ToF-SIMS analyses of brake wear particles in human epithelial Caco-2 cells

Air pollutants, especially fine particulate matter (diameter of <2.5 mu m), are associated with severe health risks including increased cardiopulmonary and lung cancer mortality and development of neurodegenerative diseases. This study introduces a novel methodology that begins with in situ particulate pollution collection, proceeds to exposing non-animal human epithelial cell models which are then analyzed through high spatial resolution mass spectrometry imaging to differentiate the chemistry of particles among exposed cells. During regular train operations, brake wear particles (BWP) are primarily generated from brake pad abrasion. For this work, a custom train brake rig was used to generate BWP, which were then introduced to human epithelial Caco-2 cells. First, the BWP size distributions were characterized using an Electrical Low-Pressure Impactor and particles ranging from 1.1 to 2.7 mu m were collected with a gravimetric impactor. A suspension of these BWP, characterized by Dynamic Light Scattering, was added to Caco-2 cells cultured on coverslips. After incubation, the cells were washed and fixed by freeze-drying to preserve the epithelial structure. Subsequent analyses with SEM and Time-of-Flight Secondary Ion Mass Spectrometry (ToF-SIMS) established substantial, partially agglomerated, BWP deposits on the surface of the epithelial cellular structures.

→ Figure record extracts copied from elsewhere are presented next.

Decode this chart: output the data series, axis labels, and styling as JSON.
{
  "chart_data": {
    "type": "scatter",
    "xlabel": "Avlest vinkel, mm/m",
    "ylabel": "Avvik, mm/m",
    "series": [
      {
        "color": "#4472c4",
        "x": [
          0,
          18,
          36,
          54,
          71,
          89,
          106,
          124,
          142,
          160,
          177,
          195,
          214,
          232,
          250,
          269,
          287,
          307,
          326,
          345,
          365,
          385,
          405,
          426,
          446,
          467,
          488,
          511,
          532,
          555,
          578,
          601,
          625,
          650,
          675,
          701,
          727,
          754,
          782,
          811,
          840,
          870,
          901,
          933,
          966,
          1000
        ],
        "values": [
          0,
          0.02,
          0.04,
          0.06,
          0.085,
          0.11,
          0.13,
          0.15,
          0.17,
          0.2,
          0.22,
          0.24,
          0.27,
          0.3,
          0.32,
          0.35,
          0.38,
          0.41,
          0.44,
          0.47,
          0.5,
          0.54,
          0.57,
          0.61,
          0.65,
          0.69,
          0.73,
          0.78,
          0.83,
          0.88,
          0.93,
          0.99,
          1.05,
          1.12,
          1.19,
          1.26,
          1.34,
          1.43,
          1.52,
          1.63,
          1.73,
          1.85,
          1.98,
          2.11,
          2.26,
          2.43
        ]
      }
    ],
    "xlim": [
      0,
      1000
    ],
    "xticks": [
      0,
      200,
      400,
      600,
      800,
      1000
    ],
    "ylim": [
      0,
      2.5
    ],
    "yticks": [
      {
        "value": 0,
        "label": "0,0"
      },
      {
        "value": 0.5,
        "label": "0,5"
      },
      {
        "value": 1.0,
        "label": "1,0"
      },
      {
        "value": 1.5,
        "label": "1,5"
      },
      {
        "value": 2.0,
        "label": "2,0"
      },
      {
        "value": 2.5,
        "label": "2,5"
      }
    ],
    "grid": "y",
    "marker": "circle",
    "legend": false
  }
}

Further analysis of the ToF-SIMS data using Multivariate Curve Resolution-Alternating Least Squares, achieved a better separation of underlying chemical distributions. This enhanced image contrast facilitated the observation of particle-cell interactions. The results demonstrate the efficacy and potential of ToF-SIMS mass spectrometry imaging in distinguishing and potentially characterizing particle-cell interactions. This methodology may be further refined by incorporating complementary analytical techniques such as ICP-MS to better quantify metal content in particles and attempts with smaller particles might help assess cellular particle penetration and accumulation.